DRAM, as you said, basically consists of a storage capacitor and a transistor to access the voltage stored on that capacitor. Ideally, the charge stored on that capacitor would never decrease, but there are leakage components that allow the charge to bleed off. If enough charge bleeds off the capacitor, then the data cannot be recovered. In normal operation, this loss of data is avoided by periodically refreshing the charge in the capacitor. This is why it is called Dynamic RAM.
Decreasing the temperature does a few things:
- It increases the threshold voltages of MOSFETs and the forward voltage drop of diodes.
- It decreases the leakage component of MOSFETs and diodes
- It improves the on-state performance of the MOSFETs
Considering that the first two points directly reduce the leakage current seen by the transistors, it should be less of a surprise that the charge stored in a DRAM bit can last long enough for a careful reboot process. Once power is reapplied, the internal DRAM system will maintain the stored values.
These basic premises can be applied to many different circuits, such as microcontrollers or even discrete circuits, as long as there isn't an initialization on start-up. Many microcontrollers, for example, will reset several registers on start-up, whether the previous contents were preserved or not. Large memory arrays are not likely to be initialized, but control registers are much more likely to have a reset on start-up function.
If you increase the temperature of the die hot enough, you can create the opposite effect, of having the charge decay so rapidly that the data is erased before the refresh cycle can maintain the data. However, this should not happen over the specified temperature range. Heating the memory hot enough for the data to decay faster than the refresh cycle could also cause the circuit to slow down to the point where it couldn't maintain the specified memory timings, which would appear as a different error.
This is not related to bit-rot. Bit-rot is either the physical degradation of storage media (CD, magnetic tapes, punch cards) or an event causing the memory to become corrupted, such as an ion impact.
It's not clear what you are really asking, but it is common to store binary values that are wider than the addressable unit of memory. For example, if you want to store 16 bit words in a byte-addressed memory, then you use two bytes. That also means the software has to know which byte is stored first.
In your case you seem to have native 4 bit words. To store a 16 bit value, use 4 words. Again, your software will have to know what convention you are using, like low word first or high word first.
Since your memory only has 4 address lines, its size is limited to 16 native words. Your native word size appears to be 4 bits, so your memory can hold only 64 bits. That means it will be completely used up by two 32 bit values or four 16 bit values, for example.
Best Answer
Yes, they really have that many capacitors in that small of an area.
There are two dominant technologies to do this: stacked capacitor DRAMs and trench capacitor DRAMs.
Stacked capacitors basically use a number of layers of metal and insulator to build a capacitor of reasonable capacity in a small surface area.
Trench capacitor DRAMs basically etch a "trench" (a deep, V-shaped one) in the silicon, the deposit a layer of metal, another of insulator, and another of metal.
Either way, you end up with a relatively large capacitance for the surface area. The capacitance is still quite small by most normal standards though. For example as of 2017, a Samsung DRAM has a capacitance around 7.4 fF per cell.
To get meaningful results from such a small capacitance, most DRAMs actually have some extra capacitors in addition to those used for the storage.

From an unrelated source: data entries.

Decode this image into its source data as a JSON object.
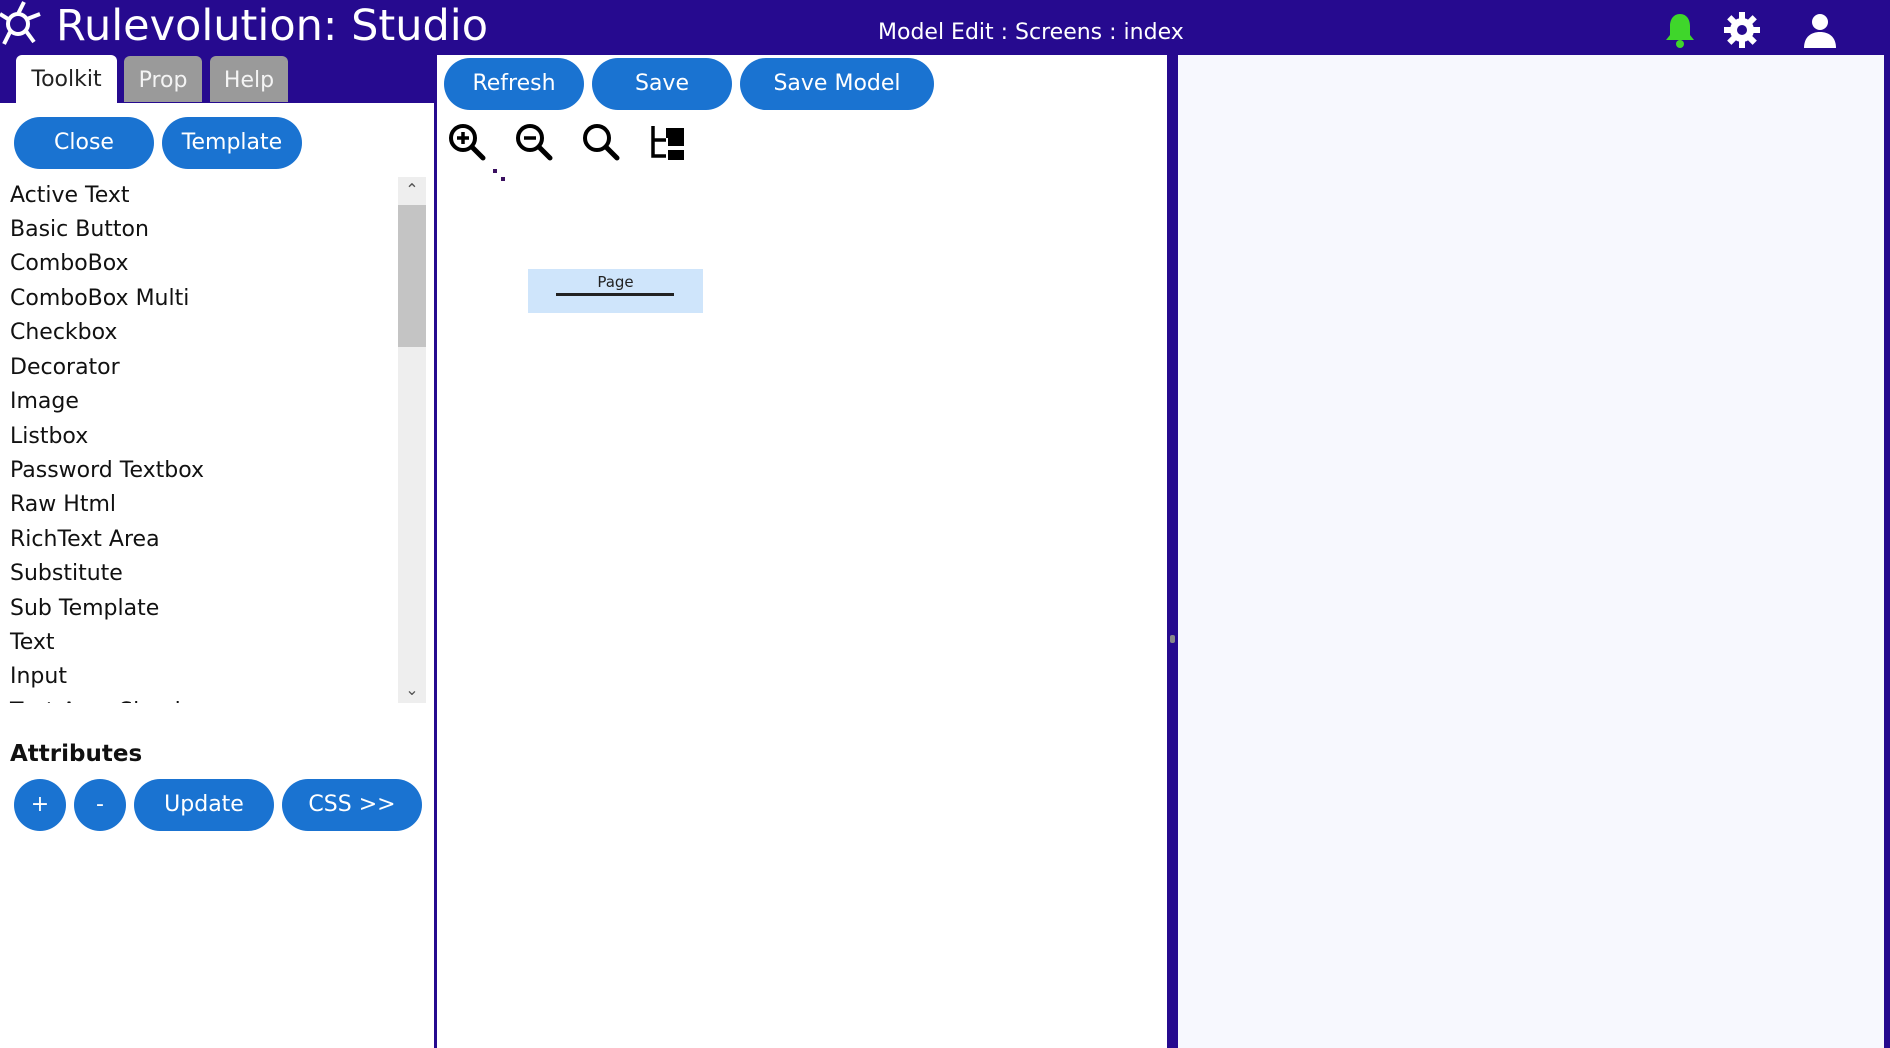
{
  "header": {
    "app_title": "Rulevolution: Studio",
    "screen_title": "Model Edit : Screens : index",
    "icons": [
      "bell-icon",
      "gear-icon",
      "user-icon"
    ],
    "bell_color": "#3fd62b",
    "background_color": "#260a8f"
  },
  "tabs": [
    {
      "label": "Toolkit",
      "active": true
    },
    {
      "label": "Prop",
      "active": false
    },
    {
      "label": "Help",
      "active": false
    }
  ],
  "toolkit": {
    "close_label": "Close",
    "template_label": "Template",
    "items": [
      "Active Text",
      "Basic Button",
      "ComboBox",
      "ComboBox Multi",
      "Checkbox",
      "Decorator",
      "Image",
      "Listbox",
      "Password Textbox",
      "Raw Html",
      "RichText Area",
      "Substitute",
      "Sub Template",
      "Text",
      "Input",
      "Text Area Simple"
    ]
  },
  "attributes": {
    "title": "Attributes",
    "add_label": "+",
    "remove_label": "-",
    "update_label": "Update",
    "css_label": "CSS >>"
  },
  "editor": {
    "refresh_label": "Refresh",
    "save_label": "Save",
    "save_model_label": "Save Model",
    "tools": [
      "zoom-in-icon",
      "zoom-out-icon",
      "zoom-reset-icon",
      "tree-layout-icon"
    ],
    "canvas_node_label": "Page"
  },
  "colors": {
    "accent": "#1a73d1",
    "brand": "#260a8f",
    "tab_inactive": "#9a9a9a",
    "node_fill": "#cfe5fb"
  }
}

To read a cell, you charge one of these spare cells (one that's physically close to the cell you want to read) with approximately half the charge you'd use to store a
1
in a normal memory cell. One easy way to do that is to use two capacitor cells together, so feeding the same voltage and duration of charge pulse into them results in half the charge in the capacitor.Then you read back the values from the spare cell and the memory cell and feed them both into a differential amplifier (the "sense amp"). This helps cancel most common mode noise on the bit lines, so the signal coming out of the sense amp is a fairly clean low or high value, with substantially better noise immunity (and from it, improved reliability) compared to just reading the voltage from the capacitor by itself.

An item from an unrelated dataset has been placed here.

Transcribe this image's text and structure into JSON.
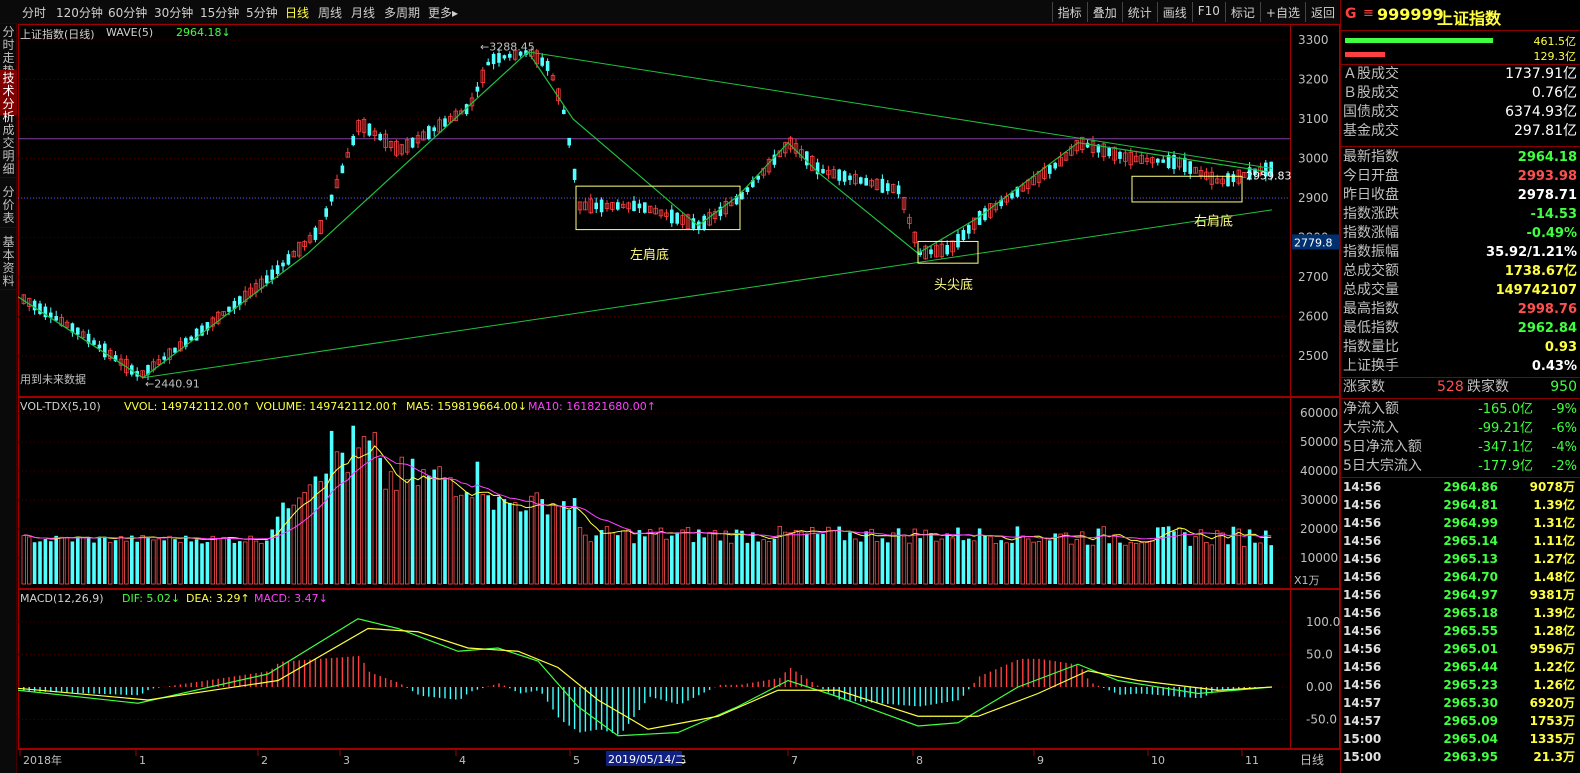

In addition, a typical DRAM will have some extra banks of memory. When the chip is being tested at the factory, they may find that one of the normal banks of memory has a defect. If so, the chip will typically include some fuses (or anti-fuses) that can be blown to substitute a spare bank for the defective one, so a chip can still usually meet spec, despite a defect or two.

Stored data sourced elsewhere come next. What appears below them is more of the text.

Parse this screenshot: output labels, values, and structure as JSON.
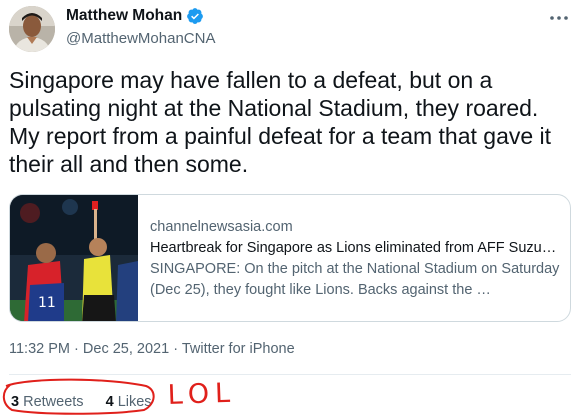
{
  "author": {
    "name": "Matthew Mohan",
    "handle": "@MatthewMohanCNA",
    "verified_icon": "verified-badge-icon",
    "accent": "#1d9bf0"
  },
  "tweet": {
    "text": "Singapore may have fallen to a defeat, but on a pulsating night at the National Stadium, they roared. My report from a painful defeat for a team that gave it their all and then some."
  },
  "card": {
    "domain": "channelnewsasia.com",
    "title": "Heartbreak for Singapore as Lions eliminated from AFF Suzu…",
    "description": "SINGAPORE: On the pitch at the National Stadium on Saturday (Dec 25), they fought like Lions. Backs against the …"
  },
  "meta": {
    "time": "11:32 PM",
    "date": "Dec 25, 2021",
    "source": "Twitter for iPhone",
    "separator": "·"
  },
  "stats": {
    "retweets_count": "3",
    "retweets_label": "Retweets",
    "likes_count": "4",
    "likes_label": "Likes"
  },
  "annotation": {
    "text": "LOL",
    "color": "#e0201b"
  }
}
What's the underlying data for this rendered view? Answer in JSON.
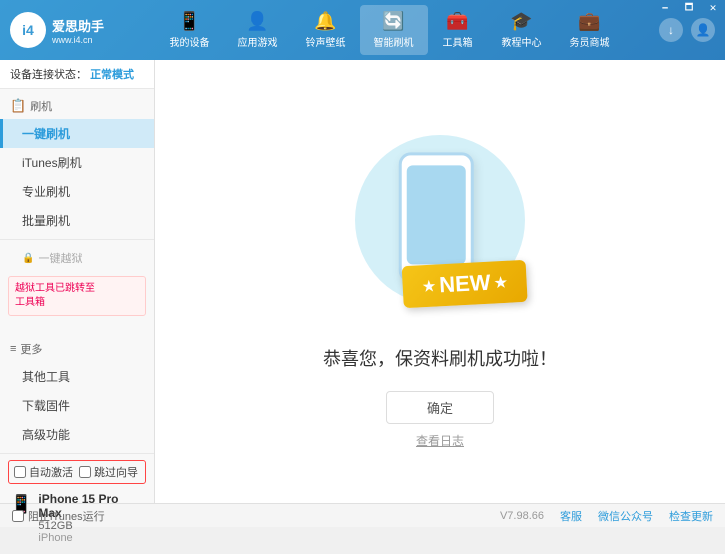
{
  "header": {
    "logo": {
      "symbol": "i4",
      "brand": "爱思助手",
      "url": "www.i4.cn"
    },
    "nav": [
      {
        "id": "my-device",
        "icon": "📱",
        "label": "我的设备"
      },
      {
        "id": "apps-games",
        "icon": "👤",
        "label": "应用游戏"
      },
      {
        "id": "ringtones",
        "icon": "🔔",
        "label": "铃声壁纸"
      },
      {
        "id": "smart-flash",
        "icon": "🔄",
        "label": "智能刷机",
        "active": true
      },
      {
        "id": "toolbox",
        "icon": "🧰",
        "label": "工具箱"
      },
      {
        "id": "tutorials",
        "icon": "🎓",
        "label": "教程中心"
      },
      {
        "id": "service",
        "icon": "💼",
        "label": "务员商城"
      }
    ],
    "window_controls": [
      "min",
      "max",
      "close"
    ]
  },
  "sidebar": {
    "status_label": "设备连接状态：",
    "status_value": "正常模式",
    "flash_group": "刷机",
    "items": [
      {
        "id": "one-key-flash",
        "label": "一键刷机",
        "active": true
      },
      {
        "id": "itunes-flash",
        "label": "iTunes刷机"
      },
      {
        "id": "pro-flash",
        "label": "专业刷机"
      },
      {
        "id": "batch-flash",
        "label": "批量刷机"
      }
    ],
    "disabled_item": "一键越狱",
    "warning_text": "越狱工具已跳转至\n工具箱",
    "more_group": "更多",
    "more_items": [
      {
        "id": "other-tools",
        "label": "其他工具"
      },
      {
        "id": "download-fw",
        "label": "下载固件"
      },
      {
        "id": "advanced",
        "label": "高级功能"
      }
    ],
    "auto_activate_label": "自动激活",
    "guide_activate_label": "跳过向导",
    "device": {
      "name": "iPhone 15 Pro Max",
      "storage": "512GB",
      "type": "iPhone"
    }
  },
  "content": {
    "new_badge": "NEW",
    "success_title": "恭喜您，保资料刷机成功啦！",
    "confirm_button": "确定",
    "view_log": "查看日志"
  },
  "footer": {
    "itunes_label": "阻止iTunes运行",
    "version": "V7.98.66",
    "links": [
      "客服",
      "微信公众号",
      "检查更新"
    ]
  }
}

Thus, a DRAM chip will typically have even more capacitors than you get from computing its size based on what it's rated to hold (though, in all honesty, the increase is fairly small, at least as a percentage--though with something like a 32 GB memory, even a small percentage works out to an absolute number that's fairly large).
As a final note: a DRAM chip has to have a fair amount of circuitry (decoders, sense amps, etc.) in addition to the DRAM cells themselves. As a really simple rule of thumb, figure that the actual cells occupy about half the chip area, and the associated circuitry the other half.